Gli elementi politici sembrano emergere anche dai comunicati ufficiali.
Per Astra Zeneca era stato detto che non si adattava agli anziani. Poi è uscito un comunicato dell’Oms che ribaltava l’informazione e ne consigliava l’uso per tutti, anche per le varianti. E’ probabile che ciò sia dovuto al fatto che quel vaccino, che è facile da conservare, è l’opzione migliore per i Paesi del sud del mondo. Un’alternativa però c’era già: quella russa e cinese, ma Covax il programma internazionale che ha come obiettivo l’accesso equo ai vaccini anti Covid, è una realtà occidentale. Inoltre ora si dice anche che la seconda dose si può rimandare. E’ vero o corrisponde a un elemento geopolitico che permette a Boris Johnson di recuperare la sua immagine? O di nuovo una concorrenza col vaccino monodose della Johnson? Non è un caso neppure che solo ora si venga a sapere che lo Pfizer può essere conservato a temperature più alte, da meno 25 fino a meno 15 gradi. Come mai non lo si sapeva già dalla sperimentazione? E’ un dato scientifico o un tentativo di adattare il vaccino per evitare la concorrenza?” sostiene Vittorio Agnoletto docente di Globalizzazione e politica della salute all’Università Statale di Milano.

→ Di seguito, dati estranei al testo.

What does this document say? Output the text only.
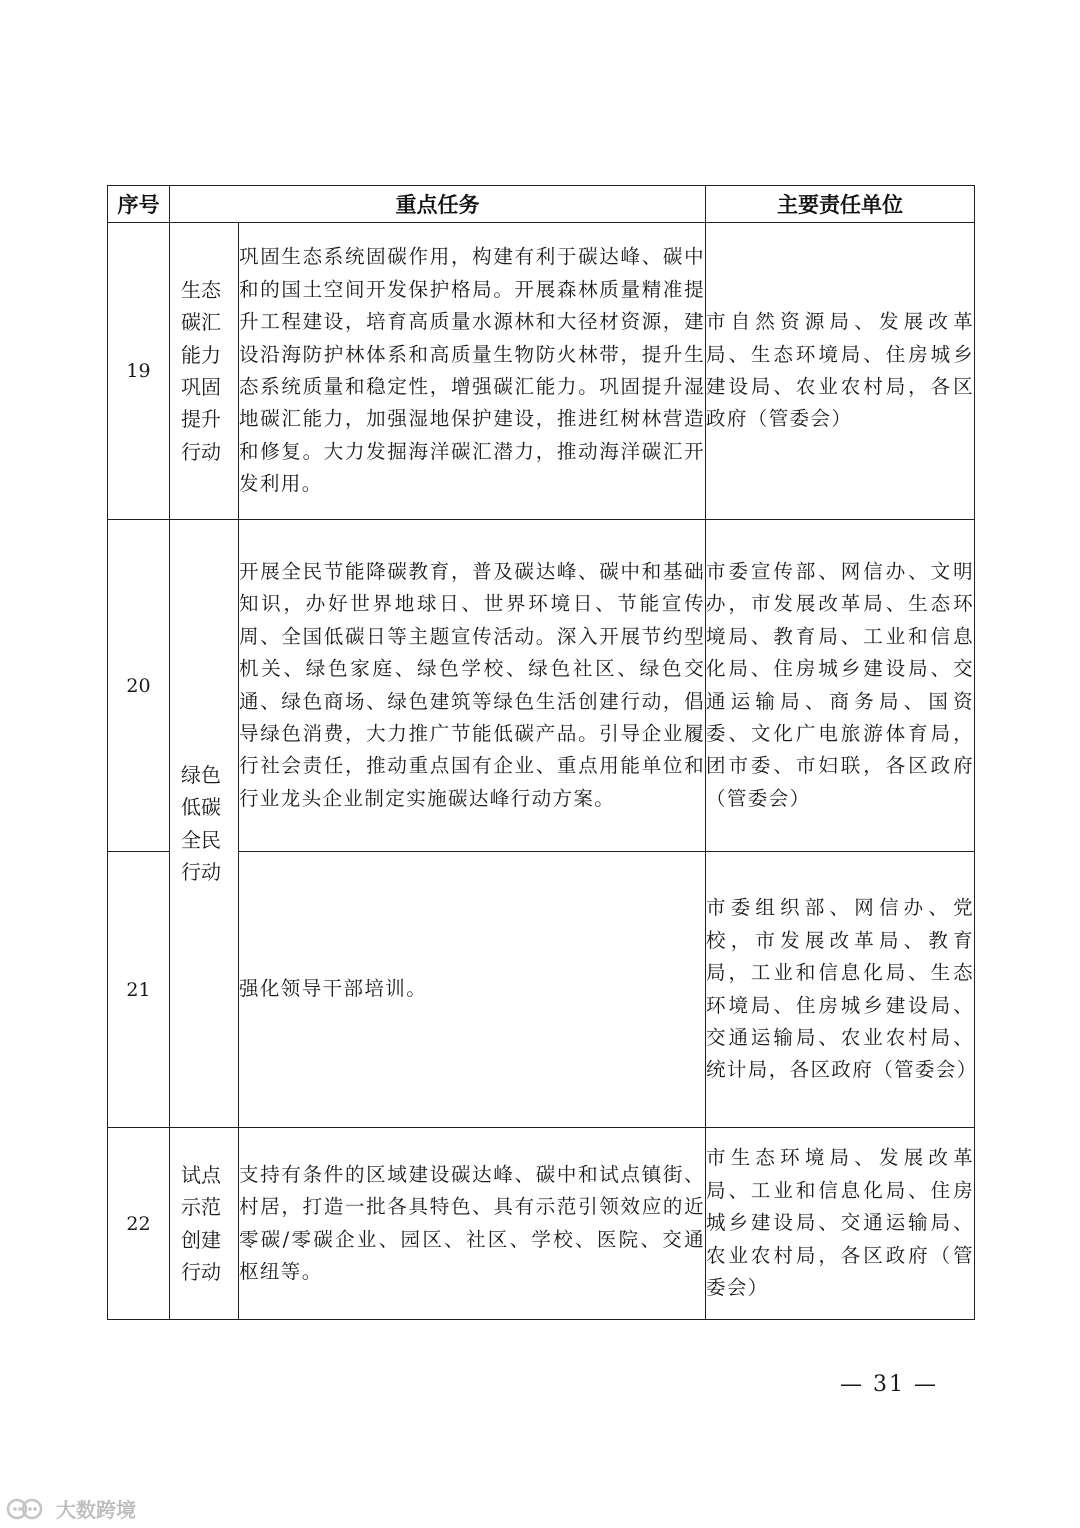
序号	重点任务		主要责任单位
19	生态碳汇能力巩固提升行动	巩固生态系统固碳作用，构建有利于碳达峰、碳中和的国土空间开发保护格局。开展森林质量精准提升工程建设，培育高质量水源林和大径材资源，建设沿海防护林体系和高质量生物防火林带，提升生态系统质量和稳定性，增强碳汇能力。巩固提升湿地碳汇能力，加强湿地保护建设，推进红树林营造和修复。大力发掘海洋碳汇潜力，推动海洋碳汇开发利用。	市自然资源局、发展改革局、生态环境局、住房城乡建设局、农业农村局，各区政府（管委会）
20	绿色低碳全民行动	开展全民节能降碳教育，普及碳达峰、碳中和基础知识，办好世界地球日、世界环境日、节能宣传周、全国低碳日等主题宣传活动。深入开展节约型机关、绿色家庭、绿色学校、绿色社区、绿色交通、绿色商场、绿色建筑等绿色生活创建行动，倡导绿色消费，大力推广节能低碳产品。引导企业履行社会责任，推动重点国有企业、重点用能单位和行业龙头企业制定实施碳达峰行动方案。	市委宣传部、网信办、文明办，市发展改革局、生态环境局、教育局、工业和信息化局、住房城乡建设局、交通运输局、商务局、国资委、文化广电旅游体育局，团市委、市妇联，各区政府（管委会）
21		强化领导干部培训。	市委组织部、网信办、党校，市发展改革局、教育局，工业和信息化局、生态环境局、住房城乡建设局、交通运输局、农业农村局、统计局，各区政府（管委会）
22	试点示范创建行动	支持有条件的区域建设碳达峰、碳中和试点镇街、村居，打造一批各具特色、具有示范引领效应的近零碳/零碳企业、园区、社区、学校、医院、交通枢纽等。	市生态环境局、发展改革局、工业和信息化局、住房城乡建设局、交通运输局、农业农村局，各区政府（管委会）
— 31 —
大数跨境
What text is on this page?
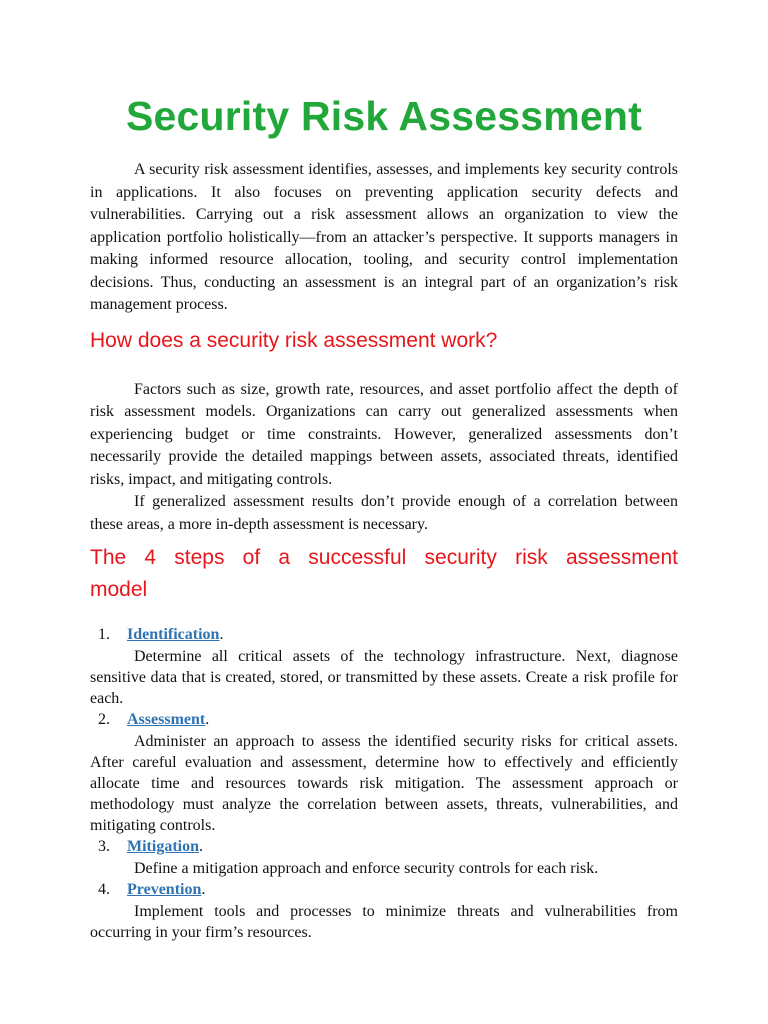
Security Risk Assessment

A security risk assessment identifies, assesses, and implements key security controls in applications. It also focuses on preventing application security defects and vulnerabilities. Carrying out a risk assessment allows an organization to view the application portfolio holistically—from an attacker’s perspective. It supports managers in making informed resource allocation, tooling, and security control implementation decisions. Thus, conducting an assessment is an integral part of an organization’s risk management process.

How does a security risk assessment work?

Factors such as size, growth rate, resources, and asset portfolio affect the depth of risk assessment models. Organizations can carry out generalized assessments when experiencing budget or time constraints. However, generalized assessments don’t necessarily provide the detailed mappings between assets, associated threats, identified risks, impact, and mitigating controls.

If generalized assessment results don’t provide enough of a correlation between these areas, a more in-depth assessment is necessary.

The 4 steps of a successful security risk assessment model
1.	Identification.

Determine all critical assets of the technology infrastructure. Next, diagnose sensitive data that is created, stored, or transmitted by these assets. Create a risk profile for each.

2.	Assessment.

Administer an approach to assess the identified security risks for critical assets. After careful evaluation and assessment, determine how to effectively and efficiently allocate time and resources towards risk mitigation. The assessment approach or methodology must analyze the correlation between assets, threats, vulnerabilities, and mitigating controls.

3.	Mitigation.

Define a mitigation approach and enforce security controls for each risk.

4.	Prevention.

Implement tools and processes to minimize threats and vulnerabilities from occurring in your firm’s resources.
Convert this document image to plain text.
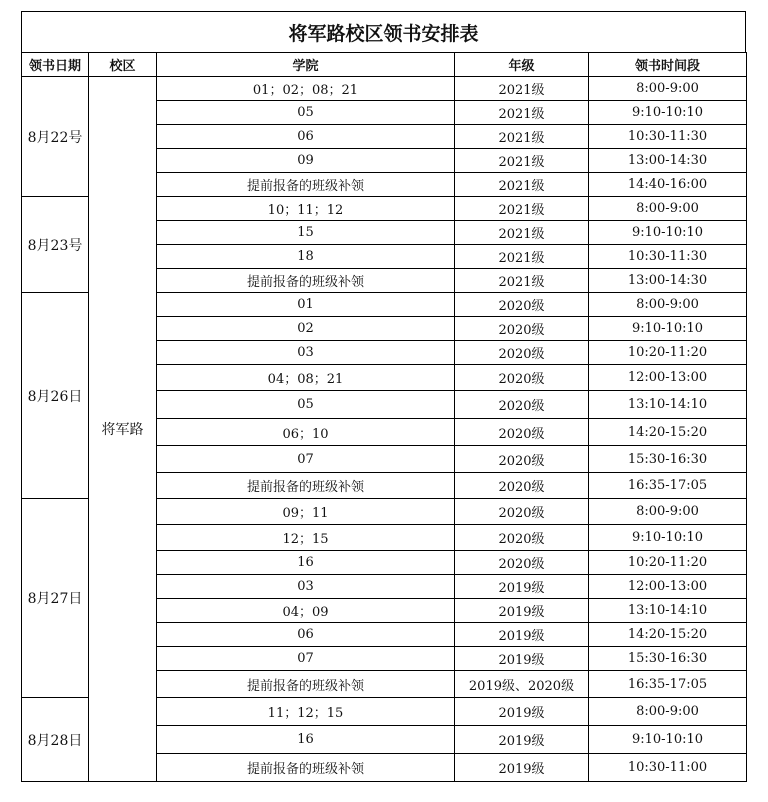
将军路校区领书安排表
领书日期	校区	学院	年级	领书时间段
8月22号	将军路	01；02；08；21	2021级	8:00-9:00
		05	2021级	9:10-10:10
		06	2021级	10:30-11:30
		09	2021级	13:00-14:30
		提前报备的班级补领	2021级	14:40-16:00
8月23号		10；11；12	2021级	8:00-9:00
		15	2021级	9:10-10:10
		18	2021级	10:30-11:30
		提前报备的班级补领	2021级	13:00-14:30
8月26日		01	2020级	8:00-9:00
		02	2020级	9:10-10:10
		03	2020级	10:20-11:20
		04；08；21	2020级	12:00-13:00
		05	2020级	13:10-14:10
		06；10	2020级	14:20-15:20
		07	2020级	15:30-16:30
		提前报备的班级补领	2020级	16:35-17:05
8月27日		09；11	2020级	8:00-9:00
		12；15	2020级	9:10-10:10
		16	2020级	10:20-11:20
		03	2019级	12:00-13:00
		04；09	2019级	13:10-14:10
		06	2019级	14:20-15:20
		07	2019级	15:30-16:30
		提前报备的班级补领	2019级、2020级	16:35-17:05
8月28日		11；12；15	2019级	8:00-9:00
		16	2019级	9:10-10:10
		提前报备的班级补领	2019级	10:30-11:00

Nonostante gli sforzi siamo nelle mani dei produttori.
L’unica cosa che non viene fatta è mettere in discussione i brevetti. Se non valessero più ci sarebbe invece spinta a collaborazione globale. Se Cuba, che sta per mettere sul mercato i suoi vaccini, li renderà liberi come ha dichiarato, questo potrebbe cambiare decisamente il quadro”, spiega Agnoletto, che è anche organizzatore della campagna Noprofit on pandemic che sta raccogliendo firme  per spingere la Commissione europea a rendere vaccini e cure anti-pandemiche un bene pubblico globale, accessibile gratuitamente a tutti.
L’11 marzo è attesa la discussione in sede Wto per la liberalizzazione delle licenze. Astra Zeneca ha però precisato che non è la condivisione dei brevetti a risolvere il problema, dato che è necessario anche un trasferimento tecnologico. Come dire che anche se non si pagassero le licenze, ci sarà da pagare ben altro.
“La gestione privatistica con distribuzione e produzione centralizzata è insufficiente. Le società farmaceutiche sono più ricche degli Stati a cui devono far riferimento e la loro ragion d’essere è tenersi i diritti. Il quadro però potrebbe cambiare con i nuovi vaccini che stanno per comparire. Dividere la proprietà intellettuale dalla produzione potrebbe essere una soluzione, ma è un delicato equilibrio. E forse il risultato sarà utile per la prossima pandemia”, conclude Silvestri.